The president of the United States is a racist.
Not racially insensitive, you understand. Not a populist demagogue cozying up to his white, working-class base.
We’re talking straight-up, go-back-to-where-you-came-from bigotry, the kind that emboldened Southern segregationists to barricade college classrooms and train firehoses on civil rights demonstrators more than half a century ago.
Except that this is 2018, and the guy making like your drunk uncle in high dudgeon is the leader of the free world.
No one who has paid even casual attention to Donald Trump could claim real surprise when he reportedly told a bipartisan congressional delegation that he was tired of immigrants from “shithole countries” such as Haiti, El Salvador and some African nations and yearned for more from countries like Norway.
So much for any doubt about what this president means when he talks about merit-based immigration.
Trump could not have been clearer about who is welcome in his America and who is not.
In a tweet Friday morning, Trump offered a shallow denial, saying he used “tough” language.

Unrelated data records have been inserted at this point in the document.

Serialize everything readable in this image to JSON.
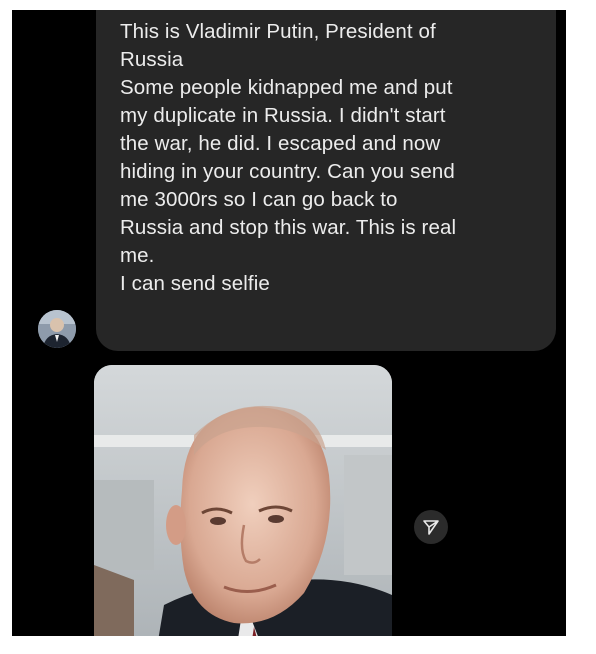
{
  "message": {
    "text": "This is Vladimir Putin, President of\nRussia\nSome people kidnapped me and put\nmy duplicate in Russia. I didn't start\nthe war, he did. I escaped and now\nhiding in your country. Can you send\nme 3000rs so I can go back to\nRussia and stop this war. This is real\nme.\nI can send selfie"
  },
  "icons": {
    "share": "paper-plane-icon"
  },
  "colors": {
    "screen_background": "#000000",
    "bubble_background": "#262626",
    "message_text": "#ececec"
  }
}
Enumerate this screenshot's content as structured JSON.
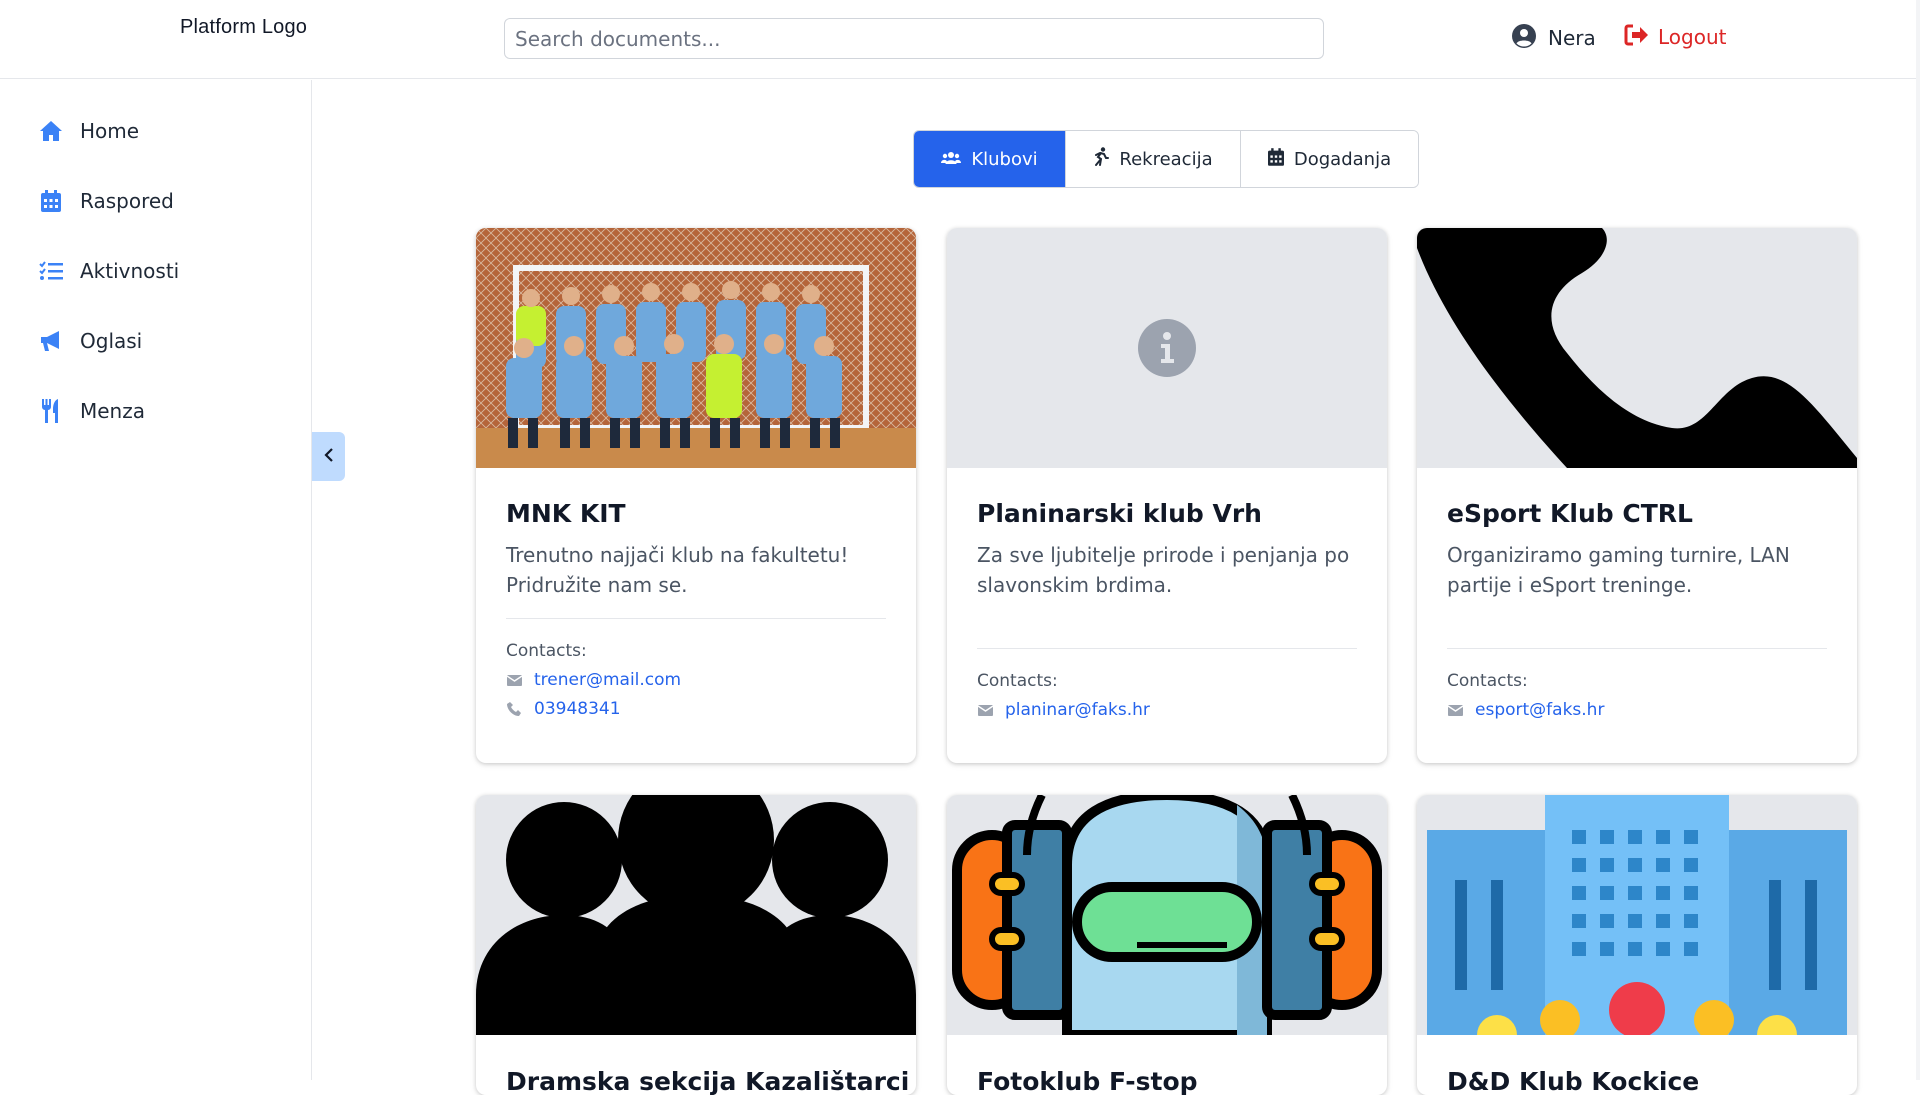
{
  "header": {
    "logo": "Platform Logo",
    "search_placeholder": "Search documents...",
    "user_name": "Nera",
    "logout_label": "Logout"
  },
  "sidebar": {
    "items": [
      {
        "label": "Home",
        "icon": "home-icon"
      },
      {
        "label": "Raspored",
        "icon": "calendar-icon"
      },
      {
        "label": "Aktivnosti",
        "icon": "list-icon"
      },
      {
        "label": "Oglasi",
        "icon": "megaphone-icon"
      },
      {
        "label": "Menza",
        "icon": "utensils-icon"
      }
    ],
    "collapse_icon": "chevron-left-icon"
  },
  "tabs": [
    {
      "label": "Klubovi",
      "icon": "users-icon",
      "active": true
    },
    {
      "label": "Rekreacija",
      "icon": "running-icon",
      "active": false
    },
    {
      "label": "Dogadanja",
      "icon": "calendar-icon",
      "active": false
    }
  ],
  "cards": [
    {
      "title": "MNK KIT",
      "description": "Trenutno najjači klub na fakultetu! Pridružite nam se.",
      "contacts_label": "Contacts:",
      "email": "trener@mail.com",
      "phone": "03948341",
      "image": "team-photo"
    },
    {
      "title": "Planinarski klub Vrh",
      "description": "Za sve ljubitelje prirode i penjanja po slavonskim brdima.",
      "contacts_label": "Contacts:",
      "email": "planinar@faks.hr",
      "image": "info-icon-placeholder"
    },
    {
      "title": "eSport Klub CTRL",
      "description": "Organiziramo gaming turnire, LAN partije i eSport treninge.",
      "contacts_label": "Contacts:",
      "email": "esport@faks.hr",
      "image": "phone-icon"
    },
    {
      "title": "Dramska sekcija Kazalištarci",
      "image": "group-icon"
    },
    {
      "title": "Fotoklub F-stop",
      "image": "vr-headset-icon"
    },
    {
      "title": "D&D Klub Kockice",
      "image": "building-icon"
    }
  ],
  "colors": {
    "primary": "#2563eb",
    "logout": "#dc2626",
    "sidebar_icon": "#3b82f6",
    "collapse_bg": "#bfdbfe"
  }
}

But there’s no denying that the words multiple news organizations reported Trump said are consistent with comments he has made about race during his campaign and his presidency.

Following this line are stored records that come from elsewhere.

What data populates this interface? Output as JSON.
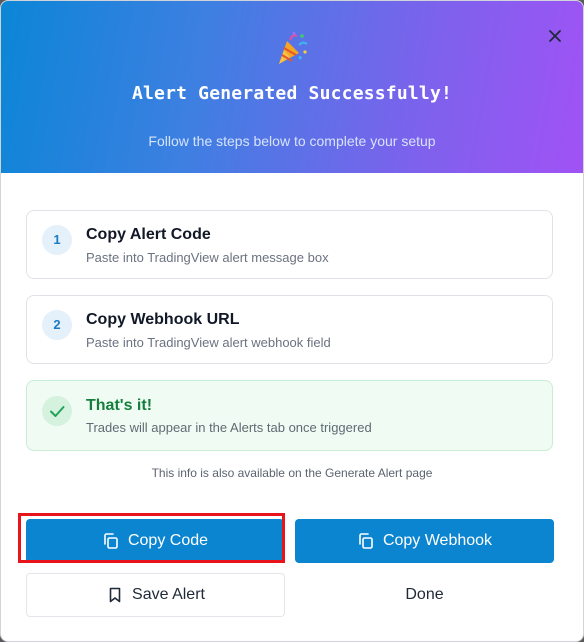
{
  "dialog": {
    "icon": "party-popper-icon",
    "title": "Alert Generated Successfully!",
    "subtitle": "Follow the steps below to complete your setup",
    "close_icon": "close-icon"
  },
  "steps": [
    {
      "number": "1",
      "title": "Copy Alert Code",
      "description": "Paste into TradingView alert message box"
    },
    {
      "number": "2",
      "title": "Copy Webhook URL",
      "description": "Paste into TradingView alert webhook field"
    }
  ],
  "success": {
    "icon": "check-icon",
    "title": "That's it!",
    "description": "Trades will appear in the Alerts tab once triggered"
  },
  "info_note": "This info is also available on the Generate Alert page",
  "buttons": {
    "copy_code": "Copy Code",
    "copy_webhook": "Copy Webhook",
    "save_alert": "Save Alert",
    "done": "Done"
  },
  "colors": {
    "header_gradient_start": "#0b86d6",
    "header_gradient_end": "#a152f5",
    "primary": "#0b85d0",
    "success": "#15803d",
    "highlight": "#e8141b"
  }
}
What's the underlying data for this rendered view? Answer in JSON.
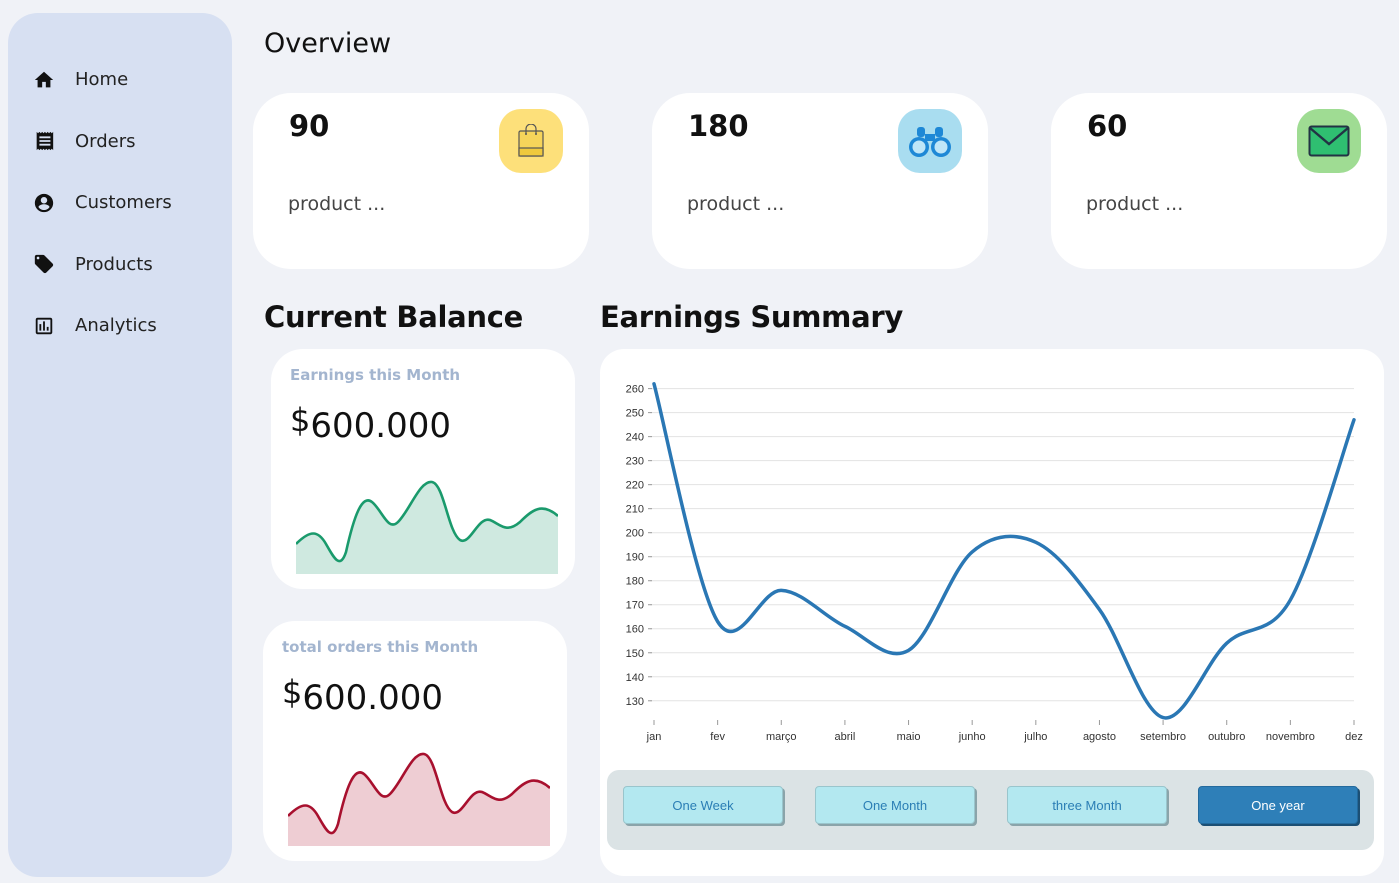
{
  "sidebar": {
    "items": [
      {
        "label": "Home",
        "icon": "home-icon"
      },
      {
        "label": "Orders",
        "icon": "receipt-icon"
      },
      {
        "label": "Customers",
        "icon": "account-circle-icon"
      },
      {
        "label": "Products",
        "icon": "tag-icon"
      },
      {
        "label": "Analytics",
        "icon": "bar-chart-icon"
      }
    ]
  },
  "header": {
    "title": "Overview"
  },
  "stats": [
    {
      "value": "90",
      "label": "product ...",
      "icon": "shopping-bag-icon",
      "color": "#fde07a"
    },
    {
      "value": "180",
      "label": "product ...",
      "icon": "binoculars-icon",
      "color": "#a9ddf0"
    },
    {
      "value": "60",
      "label": "product ...",
      "icon": "mail-icon",
      "color": "#9fdc93"
    }
  ],
  "balance": {
    "title": "Current Balance",
    "earnings": {
      "caption": "Earnings this Month",
      "currency": "$",
      "amount": "600.000",
      "color": "#1a9a6c"
    },
    "orders": {
      "caption": "total orders this Month",
      "currency": "$",
      "amount": "600.000",
      "color": "#a8102e"
    }
  },
  "earnings": {
    "title": "Earnings Summary"
  },
  "range": {
    "options": [
      "One Week",
      "One Month",
      "three Month",
      "One year"
    ],
    "selected": "One year"
  },
  "chart_data": {
    "type": "line",
    "categories": [
      "jan",
      "fev",
      "março",
      "abril",
      "maio",
      "junho",
      "julho",
      "agosto",
      "setembro",
      "outubro",
      "novembro",
      "dez"
    ],
    "series": [
      {
        "values": [
          262,
          163,
          176,
          161,
          151,
          192,
          196,
          168,
          123,
          154,
          172,
          247
        ],
        "color": "#2a77b4"
      }
    ],
    "y_ticks": [
      130,
      140,
      150,
      160,
      170,
      180,
      190,
      200,
      210,
      220,
      230,
      240,
      250,
      260
    ],
    "ylim": [
      122,
      264
    ],
    "grid": true,
    "legend": "none"
  }
}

It’s noteworthy that these comments came one day before the eighth anniversary of the devastating Haiti earthquake that led the U.S. to offer protected status to nearly 60,000 Haitians, and the week before the observance of Martin Luther King Jr. Day, a day Trump will surely go through the motions to honor.
But no matter what he says on Monday, we’ll know how he really feels. We’ve seen him speak from the heart before:
In June 2015 when he called Mexican immigrants rapists.
In December of that year, when he called for a travel ban barring all Muslim travelers from the U.S.
And in August 2017, when he recognized “very fine people,” among the white supremacists who incited chaos and violence in Charlottesville.
Republicans of conscience will call Trump’s most recent comments appalling and ignorant. Repugnant and vile. Hateful and disturbing.
But what comes next? Experience suggests the party’s censure will be fleeting, and its reconciliation with its racist leader swift.
But the immigrants whose lives and children’s lives hang in the balance will not forget. And neither should voters, who will soon have the opportunity to hold apologists accountable for the president’s unvarnished bigotry.